Andrés dio a conocer a las comunidades que el oso de anteojos habita esta zona desde hace tres millones de años: es un superviviente de la edad del hielo, pero ahora está amenazado. Cuando décadas atrás, la gente colonizó este lugar, explotaron la madera y diezmaron las poblaciones de tapires, otro mamífero que era parte de la cadena alimenticia del oso. Entonces se dedicaron a la ganadería y en otros lugares a la agricultura.

El resultado es obvio. El oso, al perder su habitad, empezó a acercarse a las poblaciones y atacar al ganado y comerse los cultivos. Desaparecerlo de las montañas para asegurar la producción no era una alternativa. Estos mamíferos viven en promedio 25 años y recorren diariamente grandes extensiones desperdigando semillas de las plantas que comen. Esto hace posible la regeneración vegetal de los ecosistemas del páramo y el bosque nublado tropical, asegurando las fuentes de agua que nacen en este lugar.

Luego, Andrés trabajó con ONG’s, prefecturas, Ministerio de Ambiente. Viajó por Sudamérica. En 2016 creó la Fundación Big Mammals Conservation para gestionar recursos y asistir con capacitaciones a las autoridades y agricultores. Ha logrado colocar collares con dispositivos GPS a 10 osos para monitorearlos y estudiar sus recorridos y comportamiento.

A sus 35 años es quizá el investigador ecuatoriano más prolijo en este campo y por eso los documentalistas extranjeros lo buscan.
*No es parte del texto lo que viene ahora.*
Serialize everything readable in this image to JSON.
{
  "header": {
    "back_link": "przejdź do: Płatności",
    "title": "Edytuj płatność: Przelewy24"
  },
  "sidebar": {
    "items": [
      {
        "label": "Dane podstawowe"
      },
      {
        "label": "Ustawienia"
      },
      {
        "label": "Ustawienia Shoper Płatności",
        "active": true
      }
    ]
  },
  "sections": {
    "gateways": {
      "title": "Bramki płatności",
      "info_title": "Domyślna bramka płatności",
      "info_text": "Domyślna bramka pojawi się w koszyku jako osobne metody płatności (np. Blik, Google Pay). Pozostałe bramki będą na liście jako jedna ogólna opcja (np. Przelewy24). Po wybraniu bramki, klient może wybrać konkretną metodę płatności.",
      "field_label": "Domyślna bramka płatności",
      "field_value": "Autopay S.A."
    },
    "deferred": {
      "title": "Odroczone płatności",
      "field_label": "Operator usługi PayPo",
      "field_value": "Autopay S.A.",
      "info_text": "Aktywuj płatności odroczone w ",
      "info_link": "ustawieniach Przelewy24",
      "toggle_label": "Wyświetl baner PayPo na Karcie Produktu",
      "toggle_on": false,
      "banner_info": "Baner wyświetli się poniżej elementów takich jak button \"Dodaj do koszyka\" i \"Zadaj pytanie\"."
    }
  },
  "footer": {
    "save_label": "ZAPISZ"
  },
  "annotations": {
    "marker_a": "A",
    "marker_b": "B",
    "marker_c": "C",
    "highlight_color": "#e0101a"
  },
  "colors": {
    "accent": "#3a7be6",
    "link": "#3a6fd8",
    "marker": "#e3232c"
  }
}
Desde 2011, ha asesorado y acompañado para filmaciones del oso en el norte del país a NatGeo, CBC de Corea del Sur; la televisión pública de Japón, Discovery Channel, BBC y otras productoras independientes, pero todos esos documentales fueron producidos en otros idiomas y apreciados en esos países.

Un secreto bien guardado
Ver en imágenes de alta definición a los pesados osos de anteojos a 15 metros de altura, casi en la copa de los árboles, balanceándose como monos, comiendo y haciendo sus madrigueras para vigilar desde allí las amenazas, es alucinante y parte de uno de los mayores secretos sobre su comportamiento que guardaba este animal.

Pero Andrés Laguna los sigue desde años y ahora quedó registrado en la cinta “Secret Life of the Andean Bear”, que se filmó entre 2019 y 2020 y ganó el premio en New York como la mejor película sobre especies en peligro de extinción en octubre pasado.

El documental fue dirigido por el francés Philippe Molins, que ya ha realizado otros trabajos en Ecuador, y contó la participación de las productoras Toisan Films de Ecuador, Cábala Producciones de Chile y Taxi-Brousse de Francia. Además, recibió soporte logístico y material audiovisual del programa de monitoreo de fauna silvestre de la Prefectura de Imbabura, y el apoyo del Laboratorio Comciencia de la Pontificia Universidad Católica del Ecuador.

“Todas estas cosas las hemos registrado durante años, pero tenerlo ahora en un documental y en nuestro idioma es una oportunidad para que todo el país lo conozca”, dice Andrés. Lamenta que los cines y canales ecuatorianos han demostrado poco interés en difundirlo, cuando ya se difundió en Francia, Chile y una cadena colombiana ya les requirió el material y los permisos. Este biólogo espera que en Ecuador las cadenas de televisión y cine reproduzcan la cinta. Augura que esto incentive las medidas de conservación y dé cuenta de que se pueden hacer este tipo de trabajos en el país.